COVID-19: The impact on small art businesses

Inside Bonnie Thompson's art studio, showing the different glass she works with.

Bonnie Thompson is a glass artist operating in Seagrave, Ont. who says COVID-19 has impacted her freelance business significantly.

“My glass business has come to an abrupt stop. My business consisted mainly of working on commissions for individuals and businesses like restoration work, mainly for churches and also teaching,” says Thompson.

“All of these areas involve working closely with customers and are no longer permitted.”

Many businesses in Ontario have come to a halt since Premier Doug Ford called for the closure of all essential businesses. While freelance artists may still do as they please, it doesn’t mean they are doing well.

“I am unable to visit clients at their home or business to discuss design concepts, see the space and take measurements. Ditto for church restoration,” said Thompson. “My classes, a significant portion of my income – also not happening.”

Thompson’s other source of income was working at a Port Perry gallery, Meta4, which is currently closed.

Inside Thompson's art studio.
Inside Bonnie Thompson's art studio.

Thompson said she is taking the time during the pandemic to learn more about social media in order to increase her exposure and gain more clientele.

“Now, I wouldn’t say I am great at social media, in fact, I suck. However, I have the time now to learn and step up my game,” said Thompson.

“My next task is to look into social media platforms and see how I can sell through them online. Additionally, I have developed a new website by myself and now I’m in the process of promoting it to reach new clients.”

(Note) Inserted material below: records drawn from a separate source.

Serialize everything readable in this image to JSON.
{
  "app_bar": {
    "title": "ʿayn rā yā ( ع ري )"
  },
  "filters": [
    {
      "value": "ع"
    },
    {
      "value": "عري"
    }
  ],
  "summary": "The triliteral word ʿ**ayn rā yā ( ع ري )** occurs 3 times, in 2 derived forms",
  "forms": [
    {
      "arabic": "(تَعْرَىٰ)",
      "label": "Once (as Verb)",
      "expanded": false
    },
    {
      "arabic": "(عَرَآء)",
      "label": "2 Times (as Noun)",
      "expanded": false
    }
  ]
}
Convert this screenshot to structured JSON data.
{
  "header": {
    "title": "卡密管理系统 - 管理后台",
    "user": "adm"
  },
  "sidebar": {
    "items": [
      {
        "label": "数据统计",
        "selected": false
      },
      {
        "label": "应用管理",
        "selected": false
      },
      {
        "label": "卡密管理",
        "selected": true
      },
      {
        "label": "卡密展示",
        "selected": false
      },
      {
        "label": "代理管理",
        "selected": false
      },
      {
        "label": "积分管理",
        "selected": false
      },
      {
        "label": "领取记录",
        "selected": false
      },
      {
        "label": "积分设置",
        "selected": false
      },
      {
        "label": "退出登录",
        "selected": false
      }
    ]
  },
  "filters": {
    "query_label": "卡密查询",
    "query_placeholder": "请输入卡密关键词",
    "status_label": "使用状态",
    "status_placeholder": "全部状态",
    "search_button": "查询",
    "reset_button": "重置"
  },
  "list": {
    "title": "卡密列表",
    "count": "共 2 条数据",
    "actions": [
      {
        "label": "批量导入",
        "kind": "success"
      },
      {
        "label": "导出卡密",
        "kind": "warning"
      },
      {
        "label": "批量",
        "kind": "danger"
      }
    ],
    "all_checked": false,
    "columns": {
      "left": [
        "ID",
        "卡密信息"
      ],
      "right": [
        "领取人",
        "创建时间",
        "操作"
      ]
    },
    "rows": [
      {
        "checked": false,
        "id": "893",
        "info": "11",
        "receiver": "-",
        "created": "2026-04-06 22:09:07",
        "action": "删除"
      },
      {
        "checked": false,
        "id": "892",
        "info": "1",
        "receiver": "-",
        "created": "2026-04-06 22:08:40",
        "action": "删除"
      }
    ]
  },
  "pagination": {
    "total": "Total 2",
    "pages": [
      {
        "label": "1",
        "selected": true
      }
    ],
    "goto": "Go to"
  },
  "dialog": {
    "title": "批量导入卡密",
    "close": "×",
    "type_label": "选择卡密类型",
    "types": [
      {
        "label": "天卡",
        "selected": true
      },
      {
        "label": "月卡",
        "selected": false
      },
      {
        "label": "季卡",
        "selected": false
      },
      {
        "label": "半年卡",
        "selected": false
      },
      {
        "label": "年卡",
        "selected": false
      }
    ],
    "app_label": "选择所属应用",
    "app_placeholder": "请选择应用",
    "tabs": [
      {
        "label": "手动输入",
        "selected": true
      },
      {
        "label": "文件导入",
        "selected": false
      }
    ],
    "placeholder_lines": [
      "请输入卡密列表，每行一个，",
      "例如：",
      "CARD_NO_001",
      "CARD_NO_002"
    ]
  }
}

Not all freelance artists are having a difficult time.

Toronto freelance artist Jeff Laine says it has been “business as usual” as he uses social media to promote his business.

“Even though the world seems as though it’s stopped, advertising and reaching our target audiences hasn’t stopped. Volume has actually been steady,” said Laine.

While Laine says 90 per cent of his day is at a computer operating his business, Thompson has been learning how to move to a more online platform.

“Thankfully, we live in a world with internet. It has allowed me to communicate, send pictures, research, Facetime, Zoom and post,” said Thompson.

Although Thompson said she is worried about the future of artists and what will come of art shows and galleries, she is happy she will be back in her studio to expand on her craft and create art.